The Saratoga STEM Academy overflowed with girl power.
During the STEM for Girls/ STEM para chicas event earlier this month, the emphasis was getting girls interested in engineering careers by participating in a variety of activities presented by women in the Science, Technology, Engineering and Mathematics careers.
The event, now in its sixth year, hosted around 100 fourth to eighth-grade girls in the Waukesha School District, including many from the Waukesha STEM Academy.
This year the STEM for Girls event hosted more than 25 presenters and many local businesses and STEM companies, including Kohl's, the Wisconsin Humane Society, GE Healthcare and Rockwell Automation, among others.
'The event not only looks to bring in women who are role models, but to show girls that it can be fun and interactive,' said Genny Lambert, the event coordinator. 'We want to broaden their horizons.'
Lambert started the event after repeatedly hearing guest speakers in the STEM field express the need for more women in their line of work.
Women make up 58 percent of the overall workforce nationwide, but are much less represented in particular science and engineering occupations such as environmental and geoscience (28.9 percent) or electrical and electronic engineers (8.8 percent), according to the U.S. Bureau of Labor Statistics.
The Girls in STEM event encourages young girls to close that gap and show that there is a need for them in STEM fields.
The Saratoga Campus' gymnasium was transformed June 2 into a career fair, in which girls could explore and talk to different professionals working in STEM fields, as well as complete hands-on challenges that utilized skills important in STEM.
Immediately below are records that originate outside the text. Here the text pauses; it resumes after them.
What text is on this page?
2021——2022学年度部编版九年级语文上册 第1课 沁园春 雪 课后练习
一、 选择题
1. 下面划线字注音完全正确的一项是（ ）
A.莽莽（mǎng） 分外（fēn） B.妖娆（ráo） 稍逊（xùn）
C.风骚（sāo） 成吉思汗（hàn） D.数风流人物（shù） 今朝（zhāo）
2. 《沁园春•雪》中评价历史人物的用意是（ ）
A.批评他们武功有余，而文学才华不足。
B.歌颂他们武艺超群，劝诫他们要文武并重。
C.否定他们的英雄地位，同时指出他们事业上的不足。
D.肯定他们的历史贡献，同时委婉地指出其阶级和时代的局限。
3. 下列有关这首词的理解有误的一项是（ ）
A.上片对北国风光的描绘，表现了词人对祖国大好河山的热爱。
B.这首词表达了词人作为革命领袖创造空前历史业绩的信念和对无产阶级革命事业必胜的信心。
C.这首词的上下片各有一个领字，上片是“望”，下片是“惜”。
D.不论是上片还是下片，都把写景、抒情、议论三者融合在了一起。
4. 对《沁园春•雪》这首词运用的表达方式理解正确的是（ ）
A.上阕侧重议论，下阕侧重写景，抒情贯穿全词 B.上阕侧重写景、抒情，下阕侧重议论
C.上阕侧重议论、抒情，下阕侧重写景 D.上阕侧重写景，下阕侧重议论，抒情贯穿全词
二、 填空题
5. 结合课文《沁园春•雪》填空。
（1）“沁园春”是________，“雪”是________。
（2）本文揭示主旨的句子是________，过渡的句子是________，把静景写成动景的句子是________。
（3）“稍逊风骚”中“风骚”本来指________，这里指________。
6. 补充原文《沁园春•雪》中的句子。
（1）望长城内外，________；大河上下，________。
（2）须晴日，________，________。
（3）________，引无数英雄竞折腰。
At the GE Healthcare booth, the girls had to work in a group to create the tallest balloon tower they could make in 15 minutes. They could only use 50 balloons and a roll of tape.
'This really focuses on teamwork throughout STEM, something GE really encourages,' said Megan Wimmer of GE Healthcare. 'Also it's how do your prototype versus plan, plan, plan.'
The girls were given restrictions so that instead of planning they would jump right in, thinking about the structure while collaborating.
One team of girls moved quickly, building a structure about as tall as they were after about 10 minutes. They were given more balloons and more tape from 'a generous donor' to continue. The girls debated how they would build up while giving their structure more support.
'They're killing it,' Wimmer said, 'I guarantee if you gave this to some of our engineers, they would still be in the planning phase.'
And while some excelled at tower building, others were more interested in the district's CORE FIRST Robotics team. The three high-schoolers brought in their robot and talked to the girls about the controls and programming, and a few of the younger girls played catch with the robot, which was controlled by one of their peers.
The interactive career stations were popular with many students because of the diversity they presented and the hands-on aspect.
'My favorite was seeing a ton of options that are in the world and getting to try them,' Savannah Button said.
Corrin Harrington agreed, saying: 'You got to try out and see actual jobs rather than reading about them.'
Not only did the event include women who are already established in a STEM field, but STEM Academy alumni who volunteered at the event.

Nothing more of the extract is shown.